In a statement, Governor Lowe said: „Conditions in the global economy have continued to improve over recent months…The Australian economy is continuing its transition following the end of the mining investment boom, expanding by around 2½ per cent in 2016. Exports have risen strongly and non-mining business investment has risen over the past year. Most measures of business and consumer confidence are at, or above, average. Consumption growth was stronger towards the end of the year, although growth in household income remains low.“
There were no major data releases from Australia by the end of the week but from China Trade Balance, CPI and PPI figures. China's trade balance for February, in Yuan terms, came in at -60.4 billion CNY vs 172.5bn expected and 354.5bn last.
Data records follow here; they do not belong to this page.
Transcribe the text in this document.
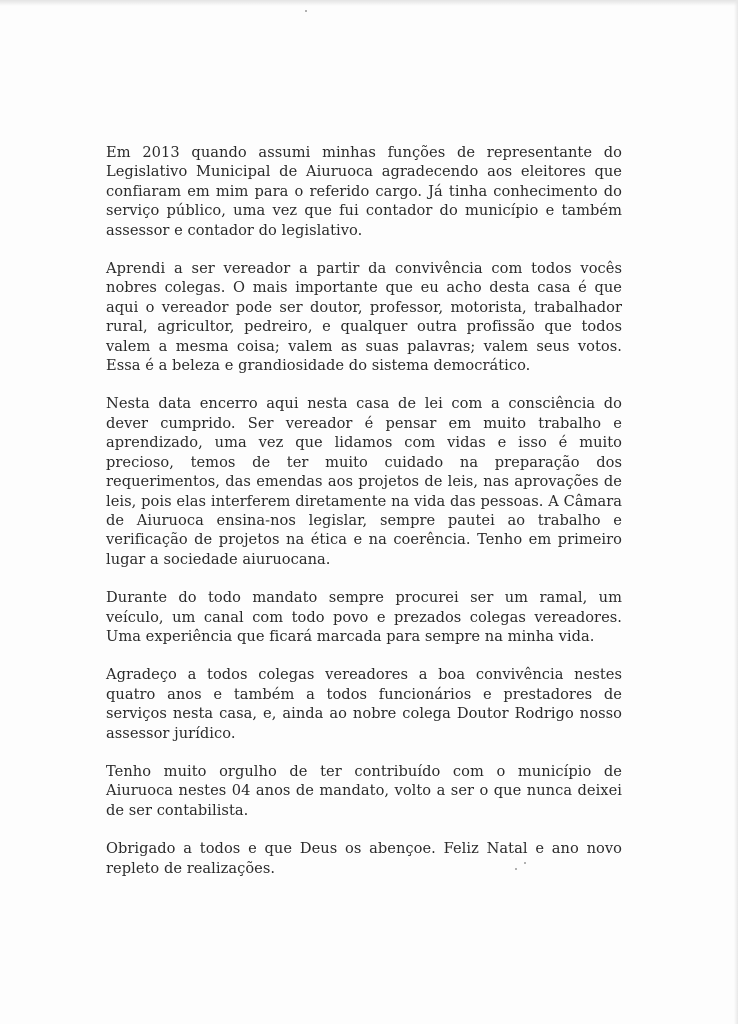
Em 2013 quando assumi minhas funções de representante do Legislativo Municipal de Aiuruoca agradecendo aos eleitores que confiaram em mim para o referido cargo. Já tinha conhecimento do serviço público, uma vez que fui contador do município e também assessor e contador do legislativo.

Aprendi a ser vereador a partir da convivência com todos vocês nobres colegas. O mais importante que eu acho desta casa é que aqui o vereador pode ser doutor, professor, motorista, trabalhador rural, agricultor, pedreiro, e qualquer outra profissão que todos valem a mesma coisa; valem as suas palavras; valem seus votos. Essa é a beleza e grandiosidade do sistema democrático.

Nesta data encerro aqui nesta casa de lei com a consciência do dever cumprido. Ser vereador é pensar em muito trabalho e aprendizado, uma vez que lidamos com vidas e isso é muito precioso, temos de ter muito cuidado na preparação dos requerimentos, das emendas aos projetos de leis, nas aprovações de leis, pois elas interferem diretamente na vida das pessoas. A Câmara de Aiuruoca ensina-nos legislar, sempre pautei ao trabalho e verificação de projetos na ética e na coerência. Tenho em primeiro lugar a sociedade aiuruocana.

Durante do todo mandato sempre procurei ser um ramal, um veículo, um canal com todo povo e prezados colegas vereadores. Uma experiência que ficará marcada para sempre na minha vida.

Agradeço a todos colegas vereadores a boa convivência nestes quatro anos e também a todos funcionários e prestadores de serviços nesta casa, e, ainda ao nobre colega Doutor Rodrigo nosso assessor jurídico.

Tenho muito orgulho de ter contribuído com o município de Aiuruoca nestes 04 anos de mandato, volto a ser o que nunca deixei de ser contabilista.

Obrigado a todos e que Deus os abençoe. Feliz Natal e ano novo repleto de realizações.
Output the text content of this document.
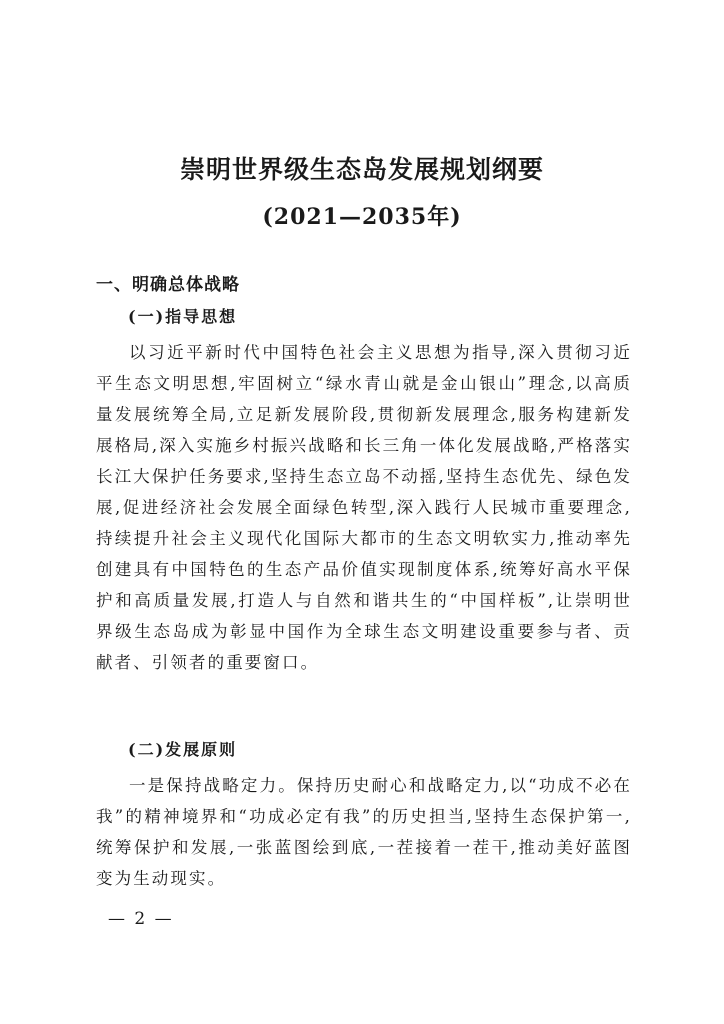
崇明世界级生态岛发展规划纲要
(2021—2035年)
一、明确总体战略
(一)指导思想

以习近平新时代中国特色社会主义思想为指导,深入贯彻习近平生态文明思想,牢固树立“绿水青山就是金山银山”理念,以高质量发展统筹全局,立足新发展阶段,贯彻新发展理念,服务构建新发展格局,深入实施乡村振兴战略和长三角一体化发展战略,严格落实长江大保护任务要求,坚持生态立岛不动摇,坚持生态优先、绿色发展,促进经济社会发展全面绿色转型,深入践行人民城市重要理念,持续提升社会主义现代化国际大都市的生态文明软实力,推动率先创建具有中国特色的生态产品价值实现制度体系,统筹好高水平保护和高质量发展,打造人与自然和谐共生的“中国样板”,让崇明世界级生态岛成为彰显中国作为全球生态文明建设重要参与者、贡献者、引领者的重要窗口。

(二)发展原则

一是保持战略定力。保持历史耐心和战略定力,以“功成不必在我”的精神境界和“功成必定有我”的历史担当,坚持生态保护第一,统筹保护和发展,一张蓝图绘到底,一茬接着一茬干,推动美好蓝图变为生动现实。

— 2 —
Exports came at 4.2% y/y vs 14.6% expected and 15.9% last, while imports were +44.7% y/y vs 23.1% expected and 25.2% last. The data is a slightly negative input for the Aussie, as exports disappoint markets and re-ignite concerns over China’s external demand. The combined January-February trade balance (Yuan terms) stands at: surplus of 293.7bn CNY. Jan-Feb Imports stand at +34.2% and Jan-Fen exports stand at +11% y/y.
Thursday was marked by China's CPI and PPI figures. Broad measures of Chinese inflation diverged in February, as consumer price growth weakened while factory-gate prices surged to multi-year highs, signaling improved productivity and demand in the world’s second-largest economy. The consumer price index (CPI) advanced 0.8% in February from a year ago, after climbing 2.5% in January, the National Bureau of Statistics said in a report on Wednesday. A median estimate of analysts called for an annualized gain of 1.7%. On a monthly basis, CPI inflation declined 0.2%, official data showed. A separate measure of factory-gate prices strengthened unexpectedly in February. The producer price index (PPI) increased at an annualized 7.8%, following a 6.9% advance in January. Analysts expected PPI inflation to rose 7.7%.